Deg.. .. .. sakiit sekali. Kenapa denganku?? Seisi ruangan pun meneriaki dokter dan berlari ke arahku. Ternyata, cahaya besar itu telah memenuhi permintaan tolongku, mempertemukanku dengan adikku. terima kasih, terima kasih telah memberiku kesempatan. Cahaya itu datang lagi, kini semakin terang. Mereka mengajakku pergi, entah kemana. Aku menurut, meski aku masih dengar suara Ira melarangku pergi.
“aku harus pergi,dik. Jaga keluarga kita. Ingat janjimu…!!!”
Dan, aku pergi. Namun tidak meninggalkan Ira. Setiap pagi dan sore hari, dia ke tempatku dengan berbaju rapi dan berdandan sangat cantik.
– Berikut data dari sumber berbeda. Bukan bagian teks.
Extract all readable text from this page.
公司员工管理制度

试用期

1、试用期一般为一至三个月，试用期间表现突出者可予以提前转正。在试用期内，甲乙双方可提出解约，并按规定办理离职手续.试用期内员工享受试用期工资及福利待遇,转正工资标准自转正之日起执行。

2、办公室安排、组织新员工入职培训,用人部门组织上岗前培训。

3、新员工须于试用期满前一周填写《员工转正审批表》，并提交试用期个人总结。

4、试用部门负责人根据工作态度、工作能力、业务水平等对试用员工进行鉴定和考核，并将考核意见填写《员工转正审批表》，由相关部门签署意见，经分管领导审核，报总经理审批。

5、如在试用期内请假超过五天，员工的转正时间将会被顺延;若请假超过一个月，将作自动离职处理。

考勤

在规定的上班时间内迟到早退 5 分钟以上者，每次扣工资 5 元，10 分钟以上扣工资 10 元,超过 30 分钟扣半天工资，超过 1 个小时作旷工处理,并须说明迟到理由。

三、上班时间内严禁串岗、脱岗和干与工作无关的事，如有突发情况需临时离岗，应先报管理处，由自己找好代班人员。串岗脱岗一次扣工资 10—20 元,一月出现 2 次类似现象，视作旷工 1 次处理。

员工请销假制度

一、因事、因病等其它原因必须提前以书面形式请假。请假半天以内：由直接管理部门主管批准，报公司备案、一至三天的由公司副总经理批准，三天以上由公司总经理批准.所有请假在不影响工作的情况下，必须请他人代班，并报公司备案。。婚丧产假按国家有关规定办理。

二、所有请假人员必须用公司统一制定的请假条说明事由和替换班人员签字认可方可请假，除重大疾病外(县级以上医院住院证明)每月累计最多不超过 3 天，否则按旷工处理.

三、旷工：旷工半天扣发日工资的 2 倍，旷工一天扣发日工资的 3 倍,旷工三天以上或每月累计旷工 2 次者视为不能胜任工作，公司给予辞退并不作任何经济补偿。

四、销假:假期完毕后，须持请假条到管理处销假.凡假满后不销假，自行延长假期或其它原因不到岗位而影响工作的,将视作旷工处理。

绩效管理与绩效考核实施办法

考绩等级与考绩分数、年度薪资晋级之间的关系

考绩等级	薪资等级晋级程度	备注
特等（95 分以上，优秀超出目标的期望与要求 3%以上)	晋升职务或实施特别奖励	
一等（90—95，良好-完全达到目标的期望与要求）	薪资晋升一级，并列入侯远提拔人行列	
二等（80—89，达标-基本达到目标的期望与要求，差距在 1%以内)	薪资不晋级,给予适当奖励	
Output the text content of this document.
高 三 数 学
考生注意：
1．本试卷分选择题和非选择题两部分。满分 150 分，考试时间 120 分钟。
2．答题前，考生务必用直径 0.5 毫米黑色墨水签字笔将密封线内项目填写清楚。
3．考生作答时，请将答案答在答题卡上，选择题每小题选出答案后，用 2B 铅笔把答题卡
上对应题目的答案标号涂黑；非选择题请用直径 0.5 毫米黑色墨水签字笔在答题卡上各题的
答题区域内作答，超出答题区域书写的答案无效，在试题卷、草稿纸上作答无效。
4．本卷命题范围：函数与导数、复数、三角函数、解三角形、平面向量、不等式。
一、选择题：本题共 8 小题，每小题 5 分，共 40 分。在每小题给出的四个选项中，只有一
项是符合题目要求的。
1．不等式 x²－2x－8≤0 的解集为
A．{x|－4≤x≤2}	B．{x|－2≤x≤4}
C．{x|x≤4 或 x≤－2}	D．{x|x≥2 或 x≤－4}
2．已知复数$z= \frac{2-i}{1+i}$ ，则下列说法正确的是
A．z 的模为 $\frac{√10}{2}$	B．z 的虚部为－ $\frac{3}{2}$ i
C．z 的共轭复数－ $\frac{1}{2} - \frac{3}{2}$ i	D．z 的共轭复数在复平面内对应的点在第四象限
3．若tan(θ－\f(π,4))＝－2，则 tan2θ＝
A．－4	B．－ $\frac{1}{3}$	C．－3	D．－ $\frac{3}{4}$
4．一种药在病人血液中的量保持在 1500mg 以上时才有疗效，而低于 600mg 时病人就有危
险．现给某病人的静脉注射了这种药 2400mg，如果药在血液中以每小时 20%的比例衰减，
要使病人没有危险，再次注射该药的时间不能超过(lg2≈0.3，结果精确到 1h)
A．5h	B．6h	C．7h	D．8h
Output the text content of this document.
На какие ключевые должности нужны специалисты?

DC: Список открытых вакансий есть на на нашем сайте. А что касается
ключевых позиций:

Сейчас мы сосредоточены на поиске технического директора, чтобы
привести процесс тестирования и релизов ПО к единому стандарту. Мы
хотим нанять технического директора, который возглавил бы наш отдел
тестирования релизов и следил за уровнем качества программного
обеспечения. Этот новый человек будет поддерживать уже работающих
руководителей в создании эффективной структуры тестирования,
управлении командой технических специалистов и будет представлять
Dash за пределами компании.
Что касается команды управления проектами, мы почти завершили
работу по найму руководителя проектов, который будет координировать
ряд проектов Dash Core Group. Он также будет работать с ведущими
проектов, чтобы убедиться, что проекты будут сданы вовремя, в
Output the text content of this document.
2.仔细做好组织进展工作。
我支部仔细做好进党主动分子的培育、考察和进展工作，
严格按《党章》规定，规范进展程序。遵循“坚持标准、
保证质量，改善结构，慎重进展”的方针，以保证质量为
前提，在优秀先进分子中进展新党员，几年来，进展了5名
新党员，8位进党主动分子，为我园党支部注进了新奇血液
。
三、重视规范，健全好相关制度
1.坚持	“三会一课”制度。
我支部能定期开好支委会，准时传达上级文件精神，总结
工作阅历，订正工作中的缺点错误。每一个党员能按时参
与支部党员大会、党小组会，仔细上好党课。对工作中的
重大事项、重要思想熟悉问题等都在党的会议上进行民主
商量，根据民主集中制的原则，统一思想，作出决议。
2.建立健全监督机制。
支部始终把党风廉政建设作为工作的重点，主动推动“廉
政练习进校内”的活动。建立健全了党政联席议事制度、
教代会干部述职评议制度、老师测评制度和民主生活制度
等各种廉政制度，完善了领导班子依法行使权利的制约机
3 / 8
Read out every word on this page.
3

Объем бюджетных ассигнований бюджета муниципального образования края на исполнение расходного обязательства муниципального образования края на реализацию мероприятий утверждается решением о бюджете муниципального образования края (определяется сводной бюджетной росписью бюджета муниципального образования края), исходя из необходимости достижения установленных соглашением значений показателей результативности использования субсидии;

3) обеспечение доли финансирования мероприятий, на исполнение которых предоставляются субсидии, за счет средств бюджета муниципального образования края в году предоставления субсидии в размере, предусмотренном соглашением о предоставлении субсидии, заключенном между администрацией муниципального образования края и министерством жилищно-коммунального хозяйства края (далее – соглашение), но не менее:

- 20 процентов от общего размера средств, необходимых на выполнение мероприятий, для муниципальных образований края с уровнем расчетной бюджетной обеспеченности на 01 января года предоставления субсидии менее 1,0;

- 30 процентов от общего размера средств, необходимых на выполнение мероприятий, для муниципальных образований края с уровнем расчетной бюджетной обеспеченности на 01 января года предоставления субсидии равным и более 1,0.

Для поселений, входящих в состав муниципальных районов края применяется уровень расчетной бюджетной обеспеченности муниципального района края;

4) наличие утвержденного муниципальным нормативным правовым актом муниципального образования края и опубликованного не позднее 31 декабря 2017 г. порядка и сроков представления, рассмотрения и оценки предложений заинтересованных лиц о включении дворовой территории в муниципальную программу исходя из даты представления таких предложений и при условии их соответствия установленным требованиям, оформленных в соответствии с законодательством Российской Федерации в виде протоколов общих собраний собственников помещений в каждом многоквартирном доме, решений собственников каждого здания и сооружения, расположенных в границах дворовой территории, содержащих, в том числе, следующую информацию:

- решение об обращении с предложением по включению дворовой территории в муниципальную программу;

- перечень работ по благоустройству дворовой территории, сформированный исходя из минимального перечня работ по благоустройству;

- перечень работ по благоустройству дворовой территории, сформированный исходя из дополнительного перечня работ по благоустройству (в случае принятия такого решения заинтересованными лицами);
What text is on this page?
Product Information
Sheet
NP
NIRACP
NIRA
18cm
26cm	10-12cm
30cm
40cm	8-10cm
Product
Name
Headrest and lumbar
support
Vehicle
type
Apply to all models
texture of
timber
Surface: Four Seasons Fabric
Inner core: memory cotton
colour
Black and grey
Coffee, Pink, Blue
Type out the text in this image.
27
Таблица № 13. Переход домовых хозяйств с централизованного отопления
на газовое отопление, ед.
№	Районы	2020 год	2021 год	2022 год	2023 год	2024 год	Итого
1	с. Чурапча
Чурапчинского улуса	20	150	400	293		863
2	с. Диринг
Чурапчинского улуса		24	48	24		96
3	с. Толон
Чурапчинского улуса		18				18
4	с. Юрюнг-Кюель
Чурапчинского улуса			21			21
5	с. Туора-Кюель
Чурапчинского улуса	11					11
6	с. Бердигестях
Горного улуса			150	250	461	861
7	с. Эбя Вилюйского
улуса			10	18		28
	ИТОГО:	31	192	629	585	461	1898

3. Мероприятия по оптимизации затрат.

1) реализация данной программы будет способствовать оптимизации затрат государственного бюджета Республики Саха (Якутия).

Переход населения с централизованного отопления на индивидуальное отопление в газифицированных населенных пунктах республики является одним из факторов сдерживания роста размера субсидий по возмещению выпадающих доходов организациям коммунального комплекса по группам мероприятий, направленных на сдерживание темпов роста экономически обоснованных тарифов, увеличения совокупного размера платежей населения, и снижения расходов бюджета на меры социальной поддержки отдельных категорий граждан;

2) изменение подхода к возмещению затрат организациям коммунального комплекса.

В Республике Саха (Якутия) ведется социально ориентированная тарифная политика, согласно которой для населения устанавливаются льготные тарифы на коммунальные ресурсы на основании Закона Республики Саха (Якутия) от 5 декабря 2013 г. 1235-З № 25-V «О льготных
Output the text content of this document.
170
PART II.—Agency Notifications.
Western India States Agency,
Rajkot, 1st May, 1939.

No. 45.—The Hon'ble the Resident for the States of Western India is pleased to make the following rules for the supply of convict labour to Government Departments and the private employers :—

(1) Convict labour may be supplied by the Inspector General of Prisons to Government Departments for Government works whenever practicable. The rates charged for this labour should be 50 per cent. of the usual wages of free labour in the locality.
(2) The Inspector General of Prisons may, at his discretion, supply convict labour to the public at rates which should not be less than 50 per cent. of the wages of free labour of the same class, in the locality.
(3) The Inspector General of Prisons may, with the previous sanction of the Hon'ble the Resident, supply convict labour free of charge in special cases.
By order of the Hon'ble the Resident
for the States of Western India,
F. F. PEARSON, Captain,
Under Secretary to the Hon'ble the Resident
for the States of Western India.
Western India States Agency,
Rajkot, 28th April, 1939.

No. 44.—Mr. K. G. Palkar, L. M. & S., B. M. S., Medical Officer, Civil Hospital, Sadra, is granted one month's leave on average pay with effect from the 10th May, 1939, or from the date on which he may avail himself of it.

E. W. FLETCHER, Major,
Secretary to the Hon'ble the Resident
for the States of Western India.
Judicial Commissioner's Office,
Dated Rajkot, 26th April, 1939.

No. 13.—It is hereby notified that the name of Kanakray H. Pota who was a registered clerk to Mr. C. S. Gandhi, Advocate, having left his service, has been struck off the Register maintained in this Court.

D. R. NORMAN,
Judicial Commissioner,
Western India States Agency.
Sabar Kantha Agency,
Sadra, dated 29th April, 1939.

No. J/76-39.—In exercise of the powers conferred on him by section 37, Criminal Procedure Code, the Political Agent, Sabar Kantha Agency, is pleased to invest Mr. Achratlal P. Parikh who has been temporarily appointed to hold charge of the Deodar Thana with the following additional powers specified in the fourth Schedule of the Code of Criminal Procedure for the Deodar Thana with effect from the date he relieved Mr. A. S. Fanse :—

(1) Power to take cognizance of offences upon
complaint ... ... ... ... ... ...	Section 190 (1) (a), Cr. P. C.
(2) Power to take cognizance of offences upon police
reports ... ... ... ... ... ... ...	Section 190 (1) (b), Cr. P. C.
Sebuah mobil menunggunya di balik pekarangan pemakaman. Mobil itu milik orang berjas i, karena dia selalu ada di balik kemudi saat Ira menjemputku. Tanah kuburku selalu basah dengan air mata Ira. Tapi biarlah, toh aku sudah mempercayainya dan tak kan bisa lagi memeluk tubuhnya.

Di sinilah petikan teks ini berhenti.